A chave está na governança: contamos com um modelo centralizado que estabelece os critérios de qualidade, uso de dados, segurança e controle de versões. Isso nos permite escalar com confiança e rastreabilidade, sem colocar em risco os padrões do banco. Além disso, trabalhamos de forma muito próxima com áreas como Riscos Não Financeiros, Jurídico ou Cibersegurança para garantir que cada novo avanço esteja alinhado com nossos valores e com a normativa vigente.
Existe algum tipo de resistência, interna ou externa, à implantação da IA nas organizações e, em particular, na de vocês?
Mais do que resistências explícitas, o que encontramos é incerteza ou cautela, especialmente nos primeiros momentos. É natural: estamos falando de uma tecnologia muito nova, que muda a forma de trabalhar e pode gerar dúvidas sobre seu impacto no médio prazo. Por isso, desde o início apostamos em uma estratégia de comunicação clara, formação contínua e acompanhamento próximo. Criamos comunidades internas, formamos milhares de colaboradores e geramos espaços para experimentação. O que vimos é que, quando as pessoas entendem o potencial da IA e veem como ela melhora seu trabalho, tornam-se suas maiores promotoras. A chave está em gerar confiança, ouvir muito e demonstrar que a mudança não é imposta, mas construída de forma compartilhada.
Quais tendências em IA terão maior impacto nos bancos nos próximos anos? E qual você acha que será o papel do humano em toda essa revolução, ou seja, como IA e talento humano irão conviver?

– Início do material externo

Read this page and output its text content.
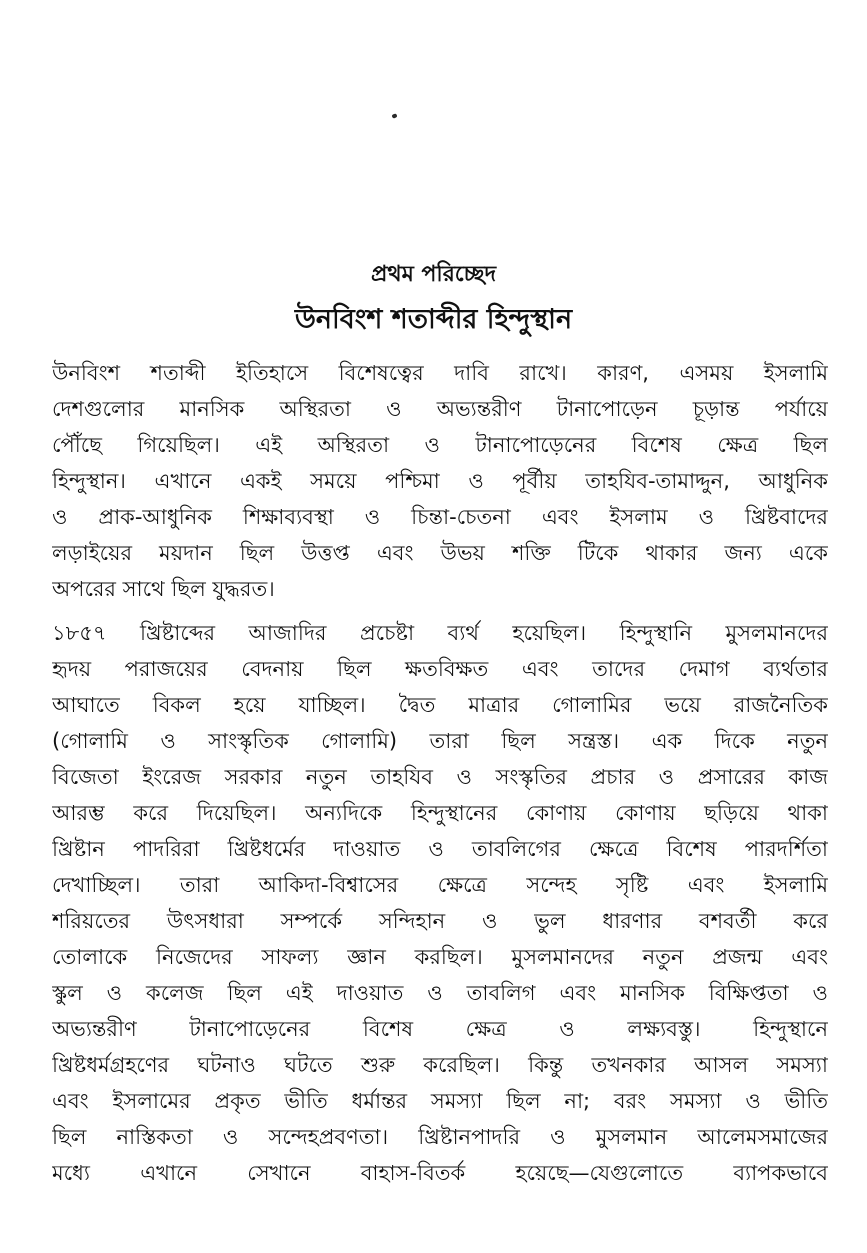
প্রথম পরিচ্ছেদ
উনবিংশ শতাব্দীর হিন্দুস্থান

উনবিংশ শতাব্দী ইতিহাসে বিশেষত্বের দাবি রাখে। কারণ, এসময় ইসলামি
দেশগুলোর মানসিক অস্থিরতা ও অভ্যন্তরীণ টানাপোড়েন চূড়ান্ত পর্যায়ে
পৌঁছে গিয়েছিল। এই অস্থিরতা ও টানাপোড়েনের বিশেষ ক্ষেত্র ছিল
হিন্দুস্থান। এখানে একই সময়ে পশ্চিমা ও পূর্বীয় তাহযিব-তামাদ্দুন, আধুনিক
ও প্রাক-আধুনিক শিক্ষাব্যবস্থা ও চিন্তা-চেতনা এবং ইসলাম ও খ্রিষ্টবাদের
লড়াইয়ের ময়দান ছিল উত্তপ্ত এবং উভয় শক্তি টিকে থাকার জন্য একে
অপরের সাথে ছিল যুদ্ধরত।

১৮৫৭ খ্রিষ্টাব্দের আজাদির প্রচেষ্টা ব্যর্থ হয়েছিল। হিন্দুস্থানি মুসলমানদের
হৃদয় পরাজয়ের বেদনায় ছিল ক্ষতবিক্ষত এবং তাদের দেমাগ ব্যর্থতার
আঘাতে বিকল হয়ে যাচ্ছিল। দ্বৈত মাত্রার গোলামির ভয়ে রাজনৈতিক
(গোলামি ও সাংস্কৃতিক গোলামি) তারা ছিল সন্ত্রস্ত। এক দিকে নতুন
বিজেতা ইংরেজ সরকার নতুন তাহযিব ও সংস্কৃতির প্রচার ও প্রসারের কাজ
আরম্ভ করে দিয়েছিল। অন্যদিকে হিন্দুস্থানের কোণায় কোণায় ছড়িয়ে থাকা
খ্রিষ্টান পাদরিরা খ্রিষ্টধর্মের দাওয়াত ও তাবলিগের ক্ষেত্রে বিশেষ পারদর্শিতা
দেখাচ্ছিল। তারা আকিদা-বিশ্বাসের ক্ষেত্রে সন্দেহ সৃষ্টি এবং ইসলামি
শরিয়তের উৎসধারা সম্পর্কে সন্দিহান ও ভুল ধারণার বশবর্তী করে
তোলাকে নিজেদের সাফল্য জ্ঞান করছিল। মুসলমানদের নতুন প্রজন্ম এবং
স্কুল ও কলেজ ছিল এই দাওয়াত ও তাবলিগ এবং মানসিক বিক্ষিপ্ততা ও
অভ্যন্তরীণ টানাপোড়েনের বিশেষ ক্ষেত্র ও লক্ষ্যবস্তু। হিন্দুস্থানে
খ্রিষ্টধর্মগ্রহণের ঘটনাও ঘটতে শুরু করেছিল। কিন্তু তখনকার আসল সমস্যা
এবং ইসলামের প্রকৃত ভীতি ধর্মান্তর সমস্যা ছিল না; বরং সমস্যা ও ভীতি
ছিল নাস্তিকতা ও সন্দেহপ্রবণতা। খ্রিষ্টানপাদরি ও মুসলমান আলেমসমাজের
মধ্যে এখানে সেখানে বাহাস-বিতর্ক হয়েছে—যেগুলোতে ব্যাপকভাবে
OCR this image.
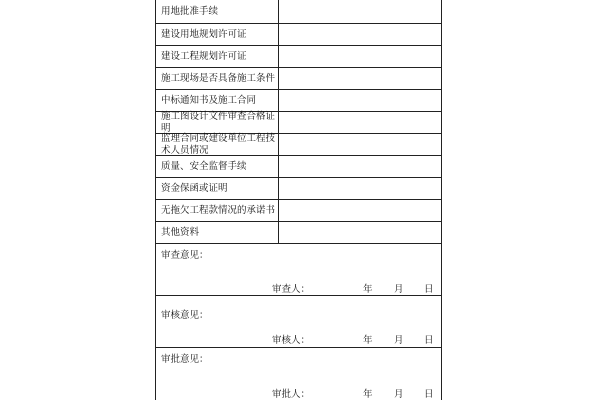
用地批准手续
建设用地规划许可证
建设工程规划许可证
施工现场是否具备施工条件
中标通知书及施工合同
施工图设计文件审查合格证明
监理合同或建设单位工程技术人员情况
质量、安全监督手续
资金保函或证明
无拖欠工程款情况的承诺书
其他资料
审查意见：
审查人：	年 月 日
审核意见：
审核人：	年 月 日
审批意见：
审批人：	年 月 日
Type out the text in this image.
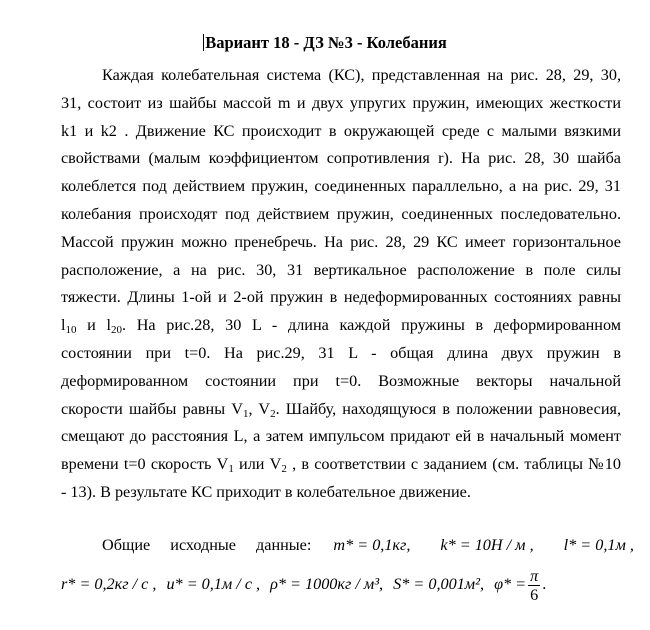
Вариант 18 - ДЗ №3 - Колебания
Каждая колебательная система (КС), представленная на рис. 28, 29, 30,
31, состоит из шайбы массой m и двух упругих пружин, имеющих жесткости
k1 и k2 . Движение КС происходит в окружающей среде с малыми вязкими
свойствами (малым коэффициентом сопротивления r). На рис. 28, 30 шайба
колеблется под действием пружин, соединенных параллельно, а на рис. 29, 31
колебания происходят под действием пружин, соединенных последовательно.
Массой пружин можно пренебречь. На рис. 28, 29 КС имеет горизонтальное
расположение, а на рис. 30, 31 вертикальное расположение в поле силы
тяжести. Длины 1-ой и 2-ой пружин в недеформированных состояниях равны
l10 и l20. На рис.28, 30 L - длина каждой пружины в деформированном
состоянии при t=0. На рис.29, 31 L - общая длина двух пружин в
деформированном состоянии при t=0. Возможные векторы начальной
скорости шайбы равны V1, V2. Шайбу, находящуюся в положении равновесия,
смещают до расстояния L, а затем импульсом придают ей в начальный момент
времени t=0 скорость V1 или V2 , в соответствии с заданием (см. таблицы №10
- 13). В результате КС приходит в колебательное движение.
Общие исходные данные: m* = 0,1кг, k* = 10H / м , l* = 0,1м ,
r* = 0,2кг / с , u* = 0,1м / с , ρ* = 1000кг / м³, S* = 0,001м², $\varphi* = \frac{\pi}{6}$ .
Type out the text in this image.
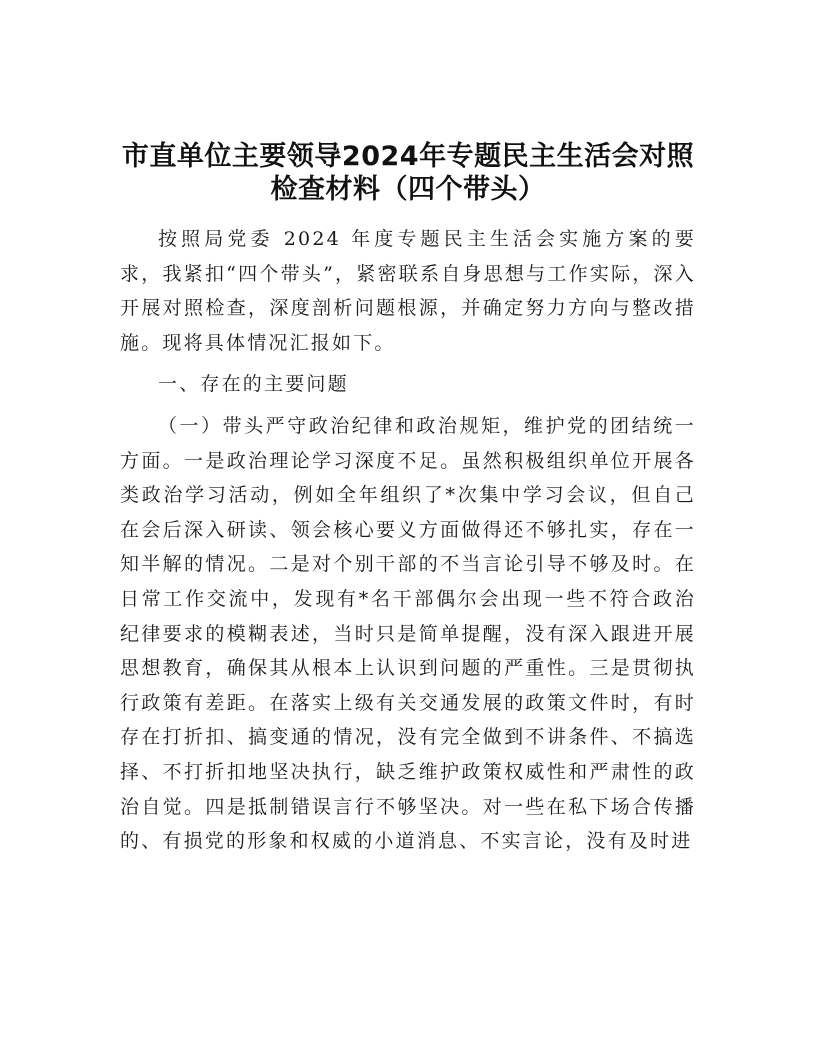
市直单位主要领导2024年专题民主生活会对照
检查材料（四个带头）

按照局党委 2024 年度专题民主生活会实施方案的要求，我紧扣“四个带头”，紧密联系自身思想与工作实际，深入开展对照检查，深度剖析问题根源，并确定努力方向与整改措施。现将具体情况汇报如下。

一、存在的主要问题

（一）带头严守政治纪律和政治规矩，维护党的团结统一方面。一是政治理论学习深度不足。虽然积极组织单位开展各类政治学习活动，例如全年组织了*次集中学习会议，但自己在会后深入研读、领会核心要义方面做得还不够扎实，存在一知半解的情况。二是对个别干部的不当言论引导不够及时。在日常工作交流中，发现有*名干部偶尔会出现一些不符合政治纪律要求的模糊表述，当时只是简单提醒，没有深入跟进开展思想教育，确保其从根本上认识到问题的严重性。三是贯彻执行政策有差距。在落实上级有关交通发展的政策文件时，有时存在打折扣、搞变通的情况，没有完全做到不讲条件、不搞选择、不打折扣地坚决执行，缺乏维护政策权威性和严肃性的政治自觉。四是抵制错误言行不够坚决。对一些在私下场合传播的、有损党的形象和权威的小道消息、不实言论，没有及时进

Vemos uma evolução clara rumo a agentes cada vez mais autônomos que poderão executar tarefas de forma proativa, conectando dados, ferramentas e decisões em um único fluxo. Isso vai mudar radicalmente os modelos operacionais. Também será fundamental a integração da IA com dados internos para oferecer soluções verdadeiramente inteligentes, personalizadas e contextuais. Mas diante dessa crescente automação, o papel humano será mais importante do que nunca: supervisionar, dar sentido, contextualizar, aportar empatia. Em vez de substituir, a IA obriga a redefinir os talentos necessários. Aqueles profissionais que souberem trabalhar em colaboração com essas ferramentas terão um valor diferencial muito alto. Nosso foco está em preparar as pessoas para conviver com a IA e tirar o melhor dessa colaboração.
Para finalizar, e como reflexão profunda, gostaria que você nos desse uma visão genérica sobre oportunidades e riscos da IA, sua implantação na sociedade em todos os tipos de indústrias e os desafios que pode apresentar.
A IA é provavelmente a tecnologia com maior potencial transformador das próximas décadas. Pode ajudar a democratizar o conhecimento, melhorar a produtividade global, acelerar a inovação científica, personalizar serviços essenciais como saúde ou educação… Mas também acarreta riscos importantes: uma má implementação pode aumentar as desigualdades, gerar dependência tecnológica, eliminar empregos sem alternativa ou consolidar vieses invisíveis. Por isso é fundamental avançar com ambição, mas também com humildade. Não se trata apenas de inovar mais rápido, mas de inovar melhor. A regulação, a ética, a inclusão e a transparência devem estar no centro. As organizações que conseguirem integrar IA com propósito e valores serão as que liderarão de forma sustentável este novo ciclo.